To reduce \sigma^2\; we need to find good explanatory variables
Var(\hat{\beta}_j) also depends on R_j^2 which measures the degree of correlation among x variables
We did not have this term in the simple regression analysis because there was only one explanatory variable.
As the degree of correlation increases among x variables the variances of OLS estimators get larger and larger.
When there are high level of collinearity among x variables variances of OLS estimators will be larger.

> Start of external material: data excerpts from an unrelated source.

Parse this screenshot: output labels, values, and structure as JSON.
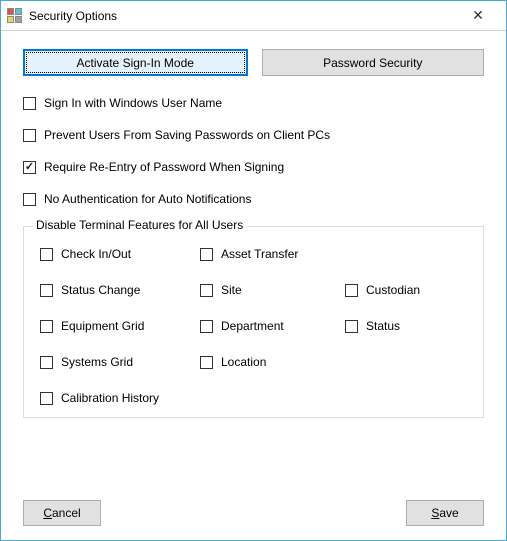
{
  "window": {
    "title": "Security Options"
  },
  "tabs": {
    "activate": "Activate Sign-In Mode",
    "password": "Password Security"
  },
  "options": {
    "signin_windows": {
      "label": "Sign In with Windows User Name",
      "checked": false
    },
    "prevent_save": {
      "label": "Prevent Users From Saving Passwords on Client PCs",
      "checked": false
    },
    "require_reentry": {
      "label": "Require Re-Entry of Password When Signing",
      "checked": true
    },
    "no_auth_auto": {
      "label": "No Authentication for Auto Notifications",
      "checked": false
    }
  },
  "disable_group": {
    "legend": "Disable Terminal Features for All Users",
    "items": {
      "check_in_out": {
        "label": "Check In/Out",
        "checked": false
      },
      "asset_transfer": {
        "label": "Asset Transfer",
        "checked": false
      },
      "status_change": {
        "label": "Status Change",
        "checked": false
      },
      "site": {
        "label": "Site",
        "checked": false
      },
      "custodian": {
        "label": "Custodian",
        "checked": false
      },
      "equipment_grid": {
        "label": "Equipment Grid",
        "checked": false
      },
      "department": {
        "label": "Department",
        "checked": false
      },
      "status": {
        "label": "Status",
        "checked": false
      },
      "systems_grid": {
        "label": "Systems Grid",
        "checked": false
      },
      "location": {
        "label": "Location",
        "checked": false
      },
      "calibration_history": {
        "label": "Calibration History",
        "checked": false
      }
    }
  },
  "buttons": {
    "cancel": "Cancel",
    "save": "Save"
  }
}
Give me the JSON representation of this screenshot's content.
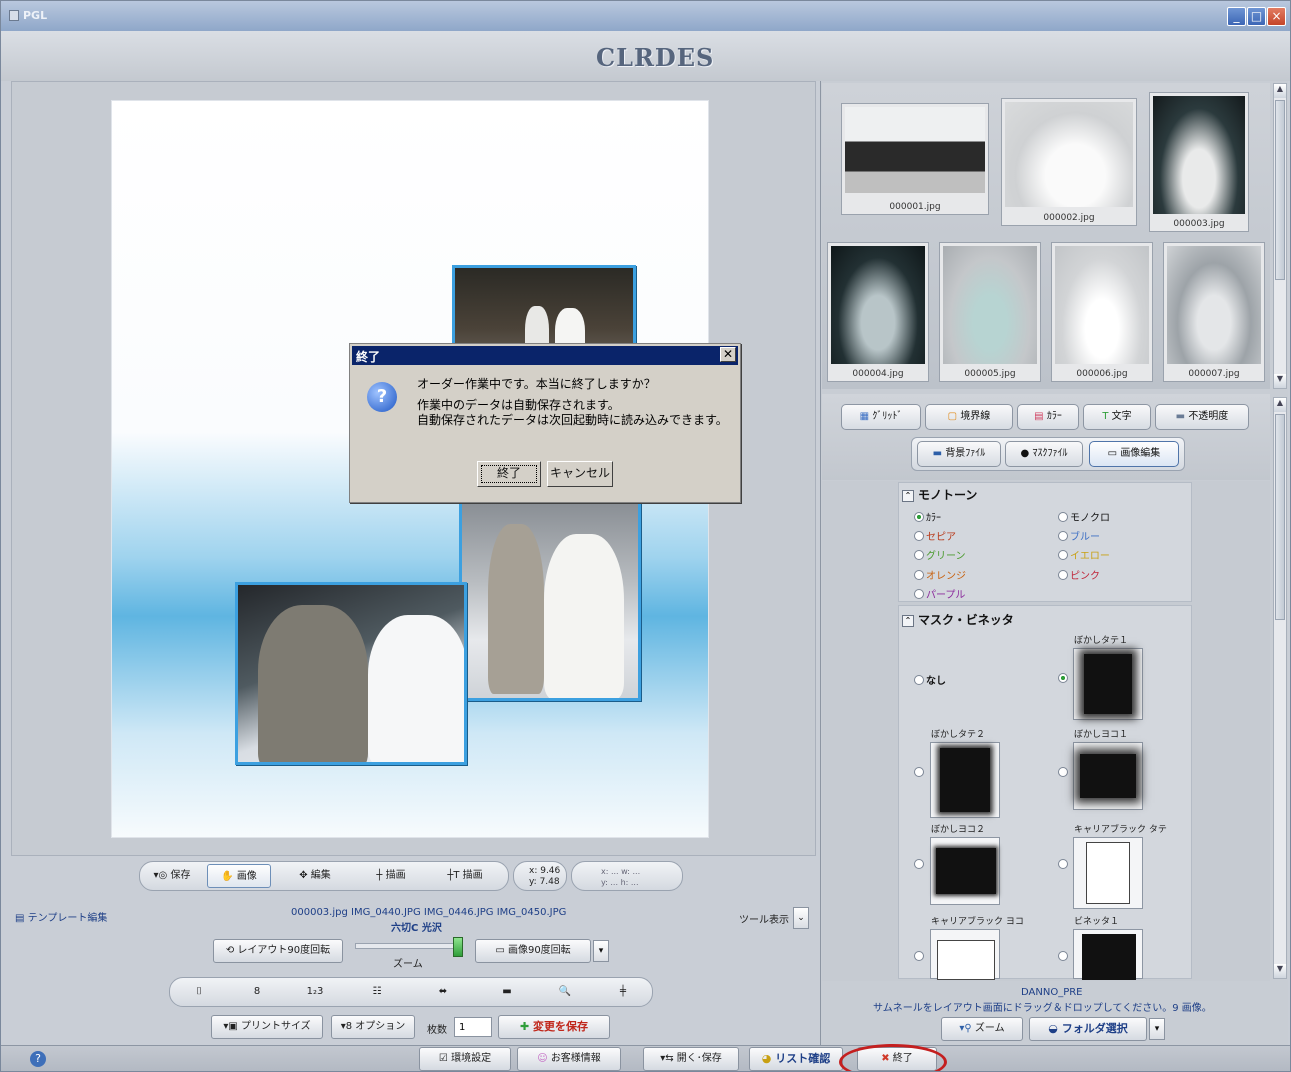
{
  "window": {
    "title": "PGL",
    "brand": "CLRDES",
    "min_icon": "minimize-icon",
    "max_icon": "maximize-icon",
    "close_icon": "close-icon"
  },
  "dialog": {
    "title": "終了",
    "close_glyph": "✕",
    "line1": "オーダー作業中です。本当に終了しますか？",
    "line2": "作業中のデータは自動保存されます。",
    "line3": "自動保存されたデータは次回起動時に読み込みできます。",
    "ok": "終了",
    "cancel": "キャンセル"
  },
  "tools": {
    "save": "保存",
    "image": "画像",
    "edit": "編集",
    "draw": "描画",
    "text_draw": "描画",
    "coord_x": "x: 9.46",
    "coord_y": "y: 7.48",
    "dims_top": "x: ... w: ...",
    "dims_bottom": "y: ... h: ..."
  },
  "info": {
    "template_edit": "テンプレート編集",
    "files": "000003.jpg IMG_0440.JPG IMG_0446.JPG IMG_0450.JPG",
    "size_name": "六切C 光沢",
    "tool_display": "ツール表示"
  },
  "controls": {
    "layout_rotate": "レイアウト90度回転",
    "zoom": "ズーム",
    "image_rotate": "画像90度回転",
    "print_size": "プリントサイズ",
    "option": "オプション",
    "count_label": "枚数",
    "count_value": "1",
    "save_changes": "変更を保存"
  },
  "footer": {
    "env": "環境設定",
    "customer": "お客様情報",
    "open_save": "開く･保存",
    "list_confirm": "リスト確認",
    "exit": "終了"
  },
  "thumbnails": [
    {
      "caption": "000001.jpg"
    },
    {
      "caption": "000002.jpg"
    },
    {
      "caption": "000003.jpg"
    },
    {
      "caption": "000004.jpg"
    },
    {
      "caption": "000005.jpg"
    },
    {
      "caption": "000006.jpg"
    },
    {
      "caption": "000007.jpg"
    }
  ],
  "tabs": {
    "grid": "ｸﾞﾘｯﾄﾞ",
    "border": "境界線",
    "color": "ｶﾗｰ",
    "text": "文字",
    "opacity": "不透明度",
    "bg_file": "背景ﾌｧｲﾙ",
    "mask_file": "ﾏｽｸﾌｧｲﾙ",
    "image_edit": "画像編集"
  },
  "monotone": {
    "heading": "モノトーン",
    "options": [
      "ｶﾗｰ",
      "モノクロ",
      "セピア",
      "ブルー",
      "グリーン",
      "イエロー",
      "オレンジ",
      "ピンク",
      "パープル"
    ],
    "option_colors": [
      "#111111",
      "#111111",
      "#b83a1a",
      "#3c6fc4",
      "#4a9a2d",
      "#c8a012",
      "#c8610f",
      "#c0263a",
      "#8b2a9c"
    ],
    "selected": "ｶﾗｰ"
  },
  "mask": {
    "heading": "マスク・ビネッタ",
    "none": "なし",
    "items": [
      "ぼかしタテ１",
      "ぼかしタテ２",
      "ぼかしヨコ１",
      "ぼかしヨコ２",
      "キャリアブラック タテ",
      "キャリアブラック ヨコ",
      "ビネッタ１"
    ]
  },
  "folder": {
    "name": "DANNO_PRE",
    "hint": "サムネールをレイアウト画面にドラッグ＆ドロップしてください。9 画像。",
    "zoom": "ズーム",
    "folder_select": "フォルダ選択"
  }
}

This is called multicollinearity problem
Estimating Variances
An unbiased estimator of the error variance is
\hat{\sigma}^2 = \frac{1}{n-k-1}\sum_{i=1}^n \hat{u}_i^2 = \frac{SSE}{n-k-1}
Consequently, the standard error of \hat{\beta}_js is given by
se(\hat{\beta}_j) = \frac{\hat{\sigma}}{\sqrt{SST_j(1-R_j^2)}}, \; j = 1, 2, \cdots, k
\hat{\sigma} = \sqrt{\hat{\sigma}^2} is called the root mean square error (RMSE); also referred to as stardard error of regression (SER)
It is the estimator of the standard deviation of the error term
It increases or decreases when a new variable is added in the model
It is used in constructing confidence intervals and testing hypothesis
Under the assumptions MLR.1 through MLR.5, OLS estimators are the best linear unbiased estimators (BLUE) for unknown population parameters
best: minimum variance (efficient)
linear: the beta coefficients are linear function of the y_is, i. e., \hat{\beta}_j = \sum_{i=1}^n w_{ij}y_i
unbiased: E(\hat{\beta}_j) = \beta_j
If any of the five assumptions fails, the Gauss-Markov theorem does not hold
When MLR.4 fails unbiasedness property does not hold